Binnen Tagen avanciert der wehrhafte Alltagsmensch zum Helden Amerikas, das in Gewalt auch immer eine Befreiung sieht, einen Ausweg aus der Komplexität des Daseins. In Tom wird der Repräsentant einer alttestamentarischen Lebensphilosophie gefeiert, einer ethischen Haltung, die nach Pioniertagen riecht, in der die Menschen mangels rechtsstaatlicher Institutionen die Dinge selbst in die Hand nahmen und sich notfalls mit der Waffe zur Wehr setzten. Der klassische Western hat diese Haltung auf der Leinwand ebenso gefeiert wie später die „Intruder“-Filme – etwa „Cape Fear“ von 1962
(fd 11 345) und Scorseses Remake
(fd 29 409) –, in denen das friedliche, wohlgeordnete Heim von einem Eindringling heimgesucht wird, der, um den Frieden wiederherzustellen, vom Helden mit meist rabiaten Mitteln wieder vertrieben wird. Dies ist auch das Thema von „A History of Violence“. Denn es ist keineswegs allein die Bescheidenheit des braven Bürgers, die es Tom im Blitzlichtgewitter so unbehaglich werden lässt. Einige Zeit nach dem Überfall, der Frieden scheint gerade wiederhergestellt, erhält er erneut ungebetenen Besuch. Vor allem einer der Männer entspricht mit seinem vernarbten Gesicht und einem blinden Auge allen Klischees des Bösen. Anfangs erscheint dieser Carl Fogarty wie ein Geist, und in einem Stephen-King-Roman bliebe er das auch. Hier jedoch erweist er sich als Relikt einer Vergangenheit, die Tom erfolgreich verdrängt hat. Nur in seinen Instinkten, im Körpergedächtnis, das in der lebensbedrohenden Situation des Überfalls das Kommando übernahm, ist sie noch präsent. Anfangs versucht Tom noch zu leugnen, überzeugt seine schockierte Frau und die Zuschauer, dass es sich um eine Verwechslung handelt – doch bald wird klar, dass Tom einst Joey hieß und ein hohes Tier bei der Mafia in Philadelphia war. Jetzt holt ihn seine alte Identität ein, und die Gewalt der Vergangenheit gebiert neue Gewalt – denn der einzige Ausweg scheint für Tom darin zu bestehen, sich seiner Verfolger endgültig zu entledigen.

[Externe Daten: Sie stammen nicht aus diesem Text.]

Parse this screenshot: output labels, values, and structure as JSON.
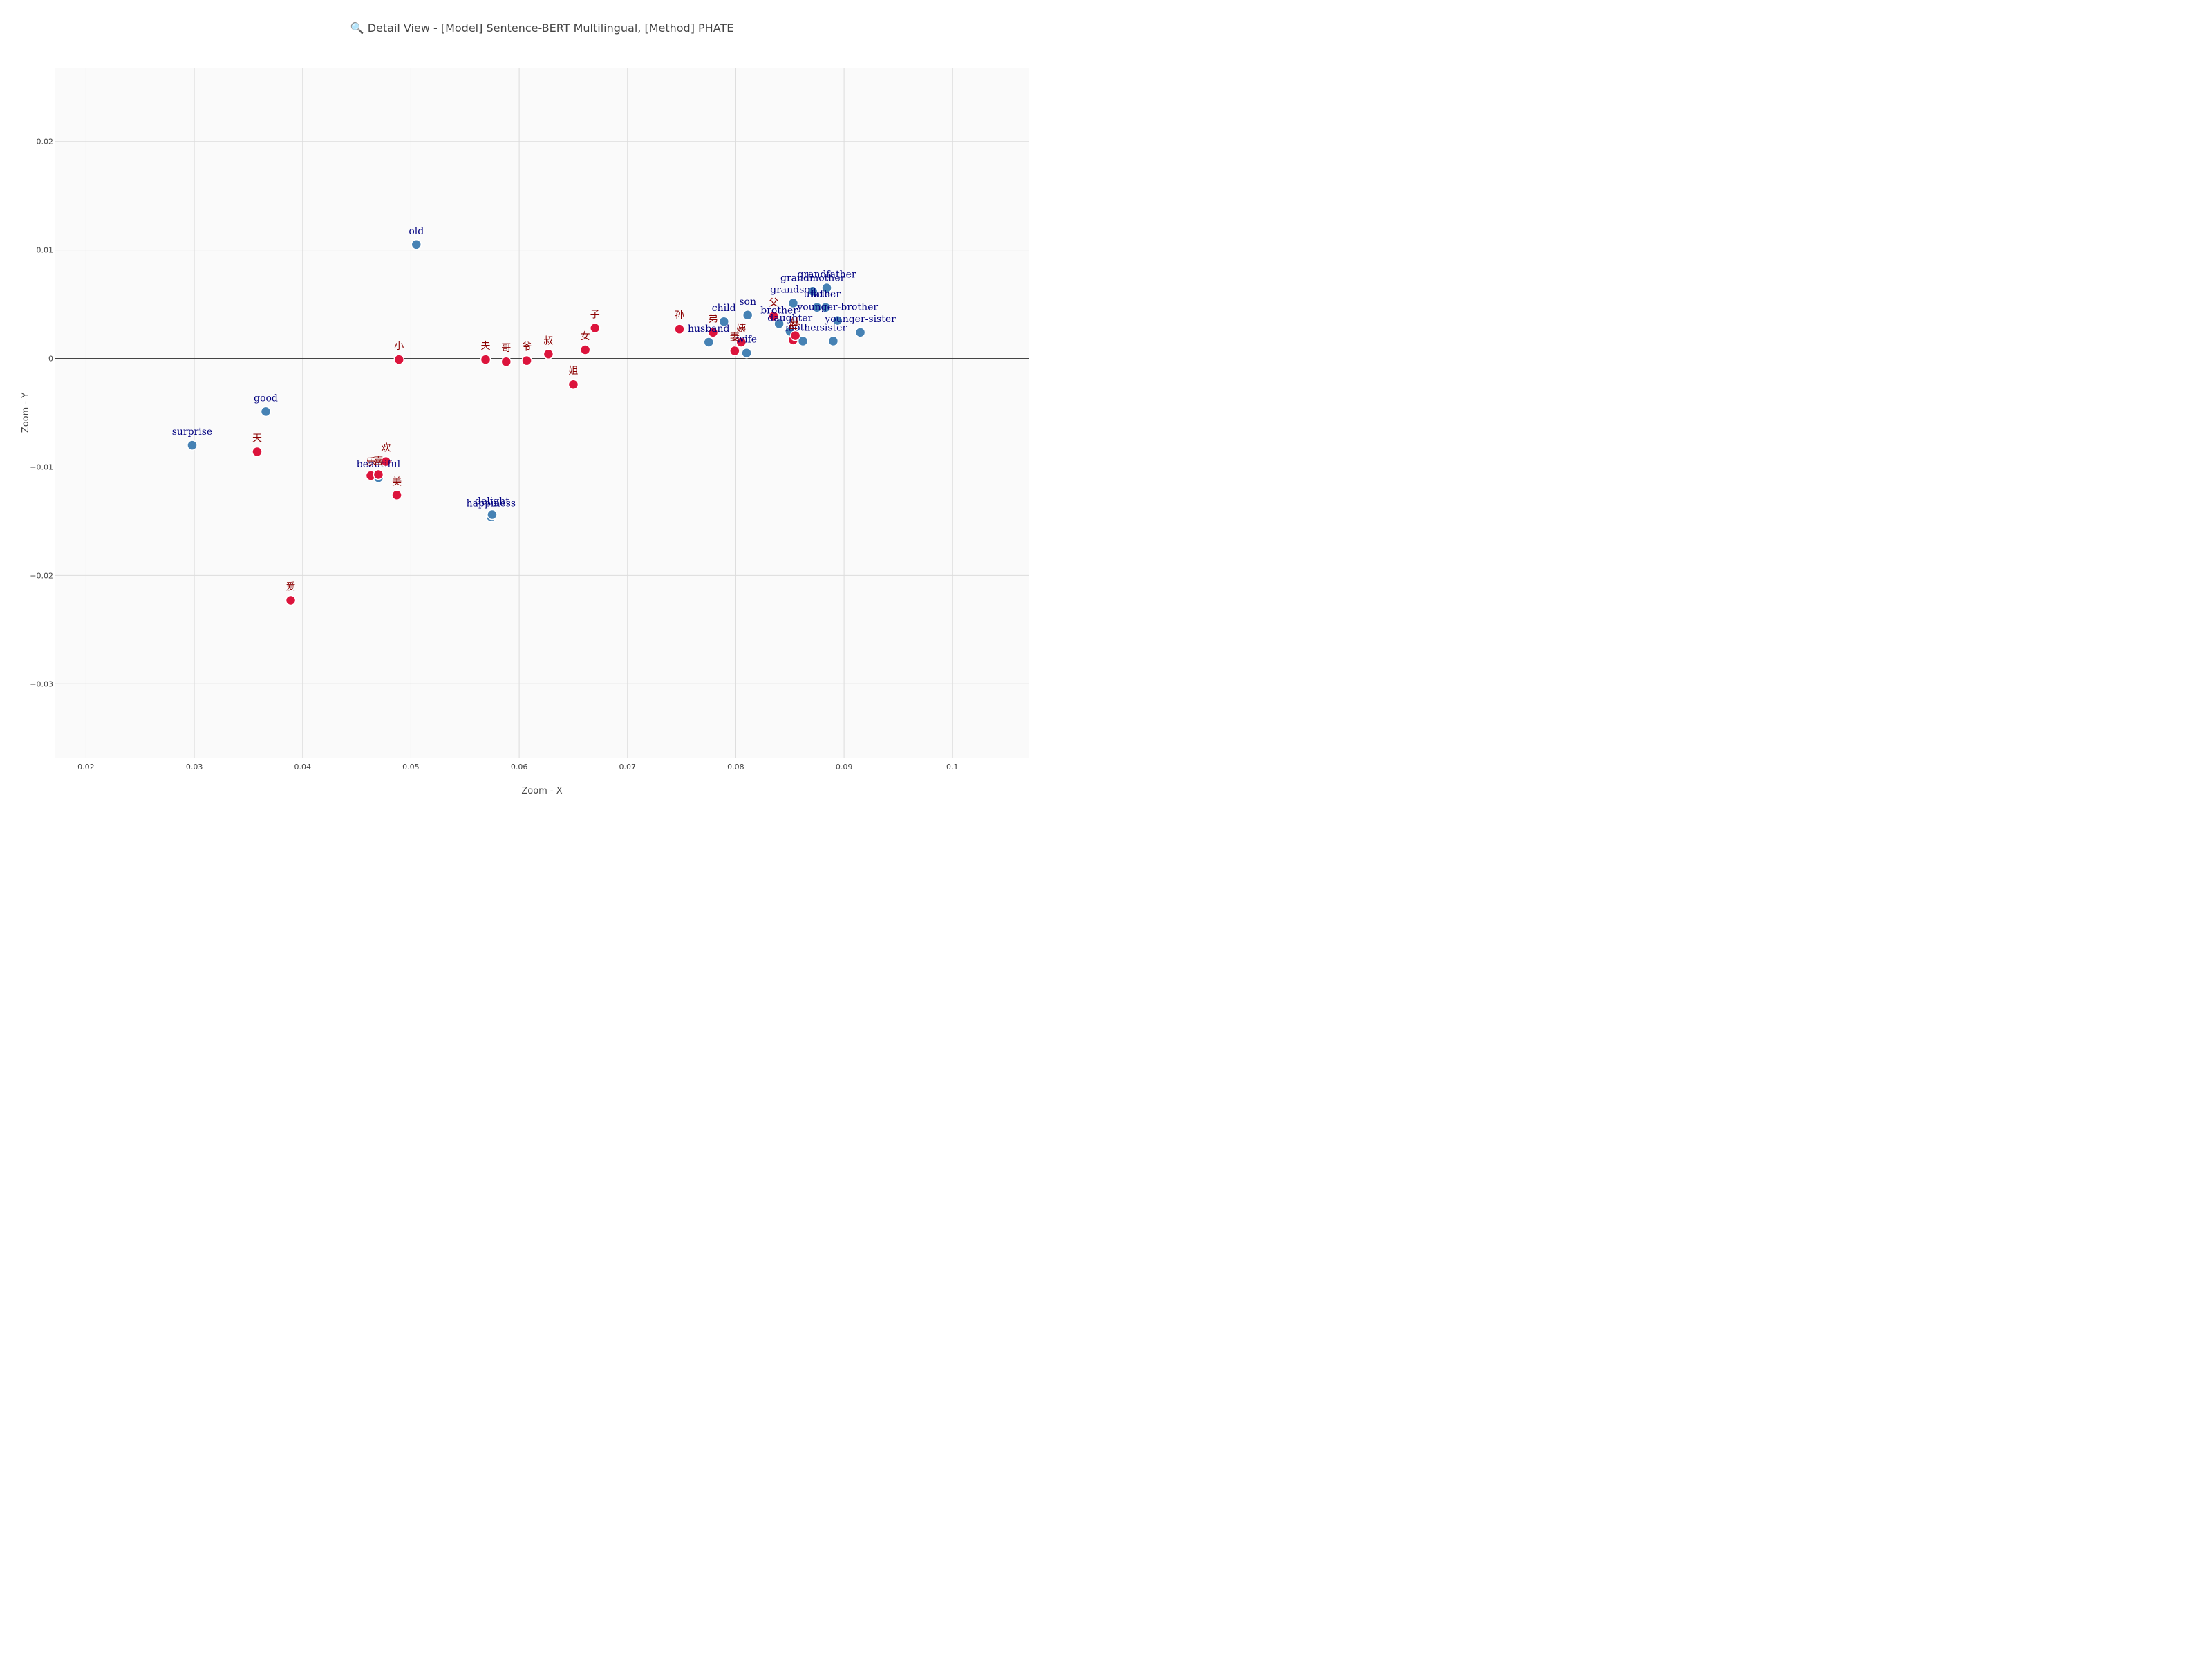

Man kann diesen blutigen Vernichtungsfeldzug Toms, zu dessen moralischer Rechtfertigung Cronenberg immerhin einige Entschuldigungsgründe anführt, als Wendung ins Reaktionäre verstehen. Doch das wäre die schlichteste Lesart, für die es in Cronenbergs bisherigem Werk keinen einzigen Anhaltspunkt gibt. Sie unterschlägt außerdem, dass es Cronenberg auch hier nicht um eine moralisch eindeutige Geschichte geht oder um die ungebrochene Parteinahme für seine Figuren, sondern vielmehr um das freudianische Urthema der Rückkehr des Verdrängten – und die existenzialistischen Themen des Film noir. Überdeutlich erinnert „A History of Violence“ an Jacques Tourneurs Klassiker „Out of the Past“ („Goldenes Gift“, fd 24 918), in dem Robert Mitchum gleichfalls einen Ex-Gangster spielt, der in einer Kleinstadt ein neues Leben beginnt, aber von seiner Vergangenheit wieder eingeholt wird. Dieses Modell überträgt der Film auf die gegenwärtige US-Gesellschaft. Cronenberg treibt ein komplexes Spiel mit den Mythen und Selbstbildern Amerikas, wobei dies weit weniger eindimensional ausfällt als beispielsweise Lars von Triers arrogante, aber visuell arme Pamphlete „Dogville“
(fd 36 175) und „Manderlay“.
Wenn man schon zu alttestamentarischen Topoi greifen will, dann handelt es sich in diesem Fall um eine Vertreibung aus dem Paradies vermeintlicher Unschuld. Diese Unschuld gibt es nicht; bei genauerer Betrachtung verwandelt sich der idyllische Garten Eden Amerika in eine Schlangengrube. Das scheinbar Normale ist auf Leichen gebaut, und Tom so unnormal wie alle anderen Figuren Cronenbergs; hinter jedem guten Gewissen lauert die Verdrängung, und Gewalt ist universal. Inszeniert wird dies hier als schwarze Komödie. In seiner Ironie und Doppelbödigkeit gleicht „A History of Violence“ überraschenderweise dem stilistisch entgegengesetzten „Cache“ von Michael Haneke, in dem ebenfalls eine (allerdings großbürgerliche) Idylle urplötzlich von einer Vergangenheit heimgesucht wird, die nicht nur den Familienzusammenhalt, sondern auch die Identität der Hauptfigur in Frage stellt.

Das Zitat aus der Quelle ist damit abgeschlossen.